The London Street Commune argued that the police had performed an illegal eviction since they had no possession order.

Property developer Ronald Lyon was so impressed with the police action that he went to West End Central police station and donated £1000.

Days after the Piccadilly eviction, Sid Rawle was invited to a talk with John Lennon and Yoko Ono, who subsequently offered him the use of Dorinish, an island off the coast of County Mayo in the Republic of Ireland which Lennon had purchased in 1967. Rawle and a few dozen hippies, many of whom had been involved in Hippydilly, would camp on Dorinish for a few years before the project was abandoned.

The building stood empty for three years and then was demolished despite its listed status. It is now the site of the InterContinental London Park Lane hotel.

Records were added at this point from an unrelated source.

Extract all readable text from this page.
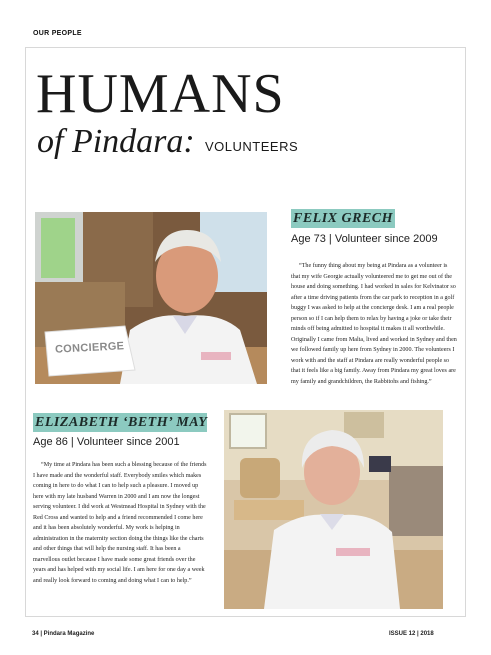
OUR PEOPLE
HUMANS
of Pindara: VOLUNTEERS
CONCIERGE
FELIX GRECH
Age 73 | Volunteer since 2009
“The funny thing about my being at Pindara as a volunteer is that my wife Georgie actually volunteered me to get me out of the house and doing something. I had worked in sales for Kelvinator so after a time driving patients from the car park to reception in a golf buggy I was asked to help at the concierge desk. I am a real people person so if I can help them to relax by having a joke or take their minds off being admitted to hospital it makes it all worthwhile. Originally I came from Malta, lived and worked in Sydney and then we followed family up here from Sydney in 2000. The volunteers I work with and the staff at Pindara are really wonderful people so that it feels like a big family. Away from Pindara my great loves are my family and grandchildren, the Rabbitohs and fishing.”
ELIZABETH ‘BETH’ MAY
Age 86 | Volunteer since 2001
“My time at Pindara has been such a blessing because of the friends I have made and the wonderful staff. Everybody smiles which makes coming in here to do what I can to help such a pleasure. I moved up here with my late husband Warren in 2000 and I am now the longest serving volunteer. I did work at Westmead Hospital in Sydney with the Red Cross and wanted to help and a friend recommended I come here and it has been absolutely wonderful. My work is helping in administration in the maternity section doing the things like the charts and other things that will help the nursing staff. It has been a marvellous outlet because I have made some great friends over the years and has helped with my social life. I am here for one day a week and really look forward to coming and doing what I can to help.”
34 | Pindara Magazine	ISSUE 12 | 2018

====Political reaction====
Conservative politicians condemned the London Street Commune; Tory MP John Biggs-Davison told the Reading Evening Post that London was being overrun by "hippies, anarchists and layabouts" while former minister Enoch Powell's take away from the events were that hippies were out to "repudiate authority and destroy it". Leader of the Conservative Party Edward Heath took a more benign view, with the Birmingham Daily Post reporting that Heath thought "hippies were a limited phenomenon. In every generation, there was something of that kind but it should not be forgotten that there were millions of young people in Britain who were not following the hippy life."

==Other actions==
After Hippydilly, the London Street Commune moved to a previously squatted school at Endell Street in Covent Garden. This was evicted after a few days in another large police operation. There were 63 arrests and one month later 32 people were still being held at Ashford Remand Centre. Of these, eight were singled out as ringleaders and charged under the Forcible Entry Act 1429. All eight were found guilty after a trial at Lewes Crown Court, but the punishments varied. Two people were jailed for nine months, two were sent to detention centres, three were given suspended sentences and one was fined £20.

An office building in Russell Square in Bloomsbury was then occupied but its occupants quickly evicted.